Mapping Temperature Using Transmission Kikuchi Diffraction

Abstract: Electronic devices are engineered at increasingly smaller length scales; new metrologies to understand nanoscale thermodynamics are needed. Temperature and pressure are fundamental thermodynamic quantities whose nanoscale measurement is challenging as physical contact inevitably perturbs the system. Here we demonstrate Kikuchi diffraction thermometry (KDTh), a non-contact scanning electron microscope (SEM) technique capable of mapping nanoscale temperatures and pressures. KDTh detects local volumetric lattice changes in crystalline samples by precisely fitting Kikuchi patterns.
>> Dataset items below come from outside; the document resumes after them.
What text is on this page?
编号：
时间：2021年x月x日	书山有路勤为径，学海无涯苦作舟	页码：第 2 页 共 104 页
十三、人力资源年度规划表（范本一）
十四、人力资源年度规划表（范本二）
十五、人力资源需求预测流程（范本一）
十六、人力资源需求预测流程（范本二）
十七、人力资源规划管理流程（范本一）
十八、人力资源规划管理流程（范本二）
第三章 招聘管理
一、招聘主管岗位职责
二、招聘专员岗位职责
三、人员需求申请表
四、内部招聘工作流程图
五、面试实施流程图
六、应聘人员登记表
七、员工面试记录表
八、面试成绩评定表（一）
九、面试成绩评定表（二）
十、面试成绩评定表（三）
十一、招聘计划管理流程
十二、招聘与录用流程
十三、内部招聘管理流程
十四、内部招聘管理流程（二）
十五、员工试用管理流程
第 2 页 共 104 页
Temperature changes are deduced using the coefficient of thermal expansion (CTE). We map lattice parameters and temperatures on Joule-heated graphite by rastering a 5.5-nm electron probe across the sample. Our parameter precision is ~0.01% and our temperature sensitivity is 2.2 K/$\sqrt{Hz}$. KDTh offers advanced sensitivity by fitting the entire Kikuchi pattern, even beyond the precision measured in transmission electron microscopy. KDTh can operate in both transmission (transmission Kikuchi diffraction, TKD) and reflection (electron backscatter diffraction, EBSD) modes.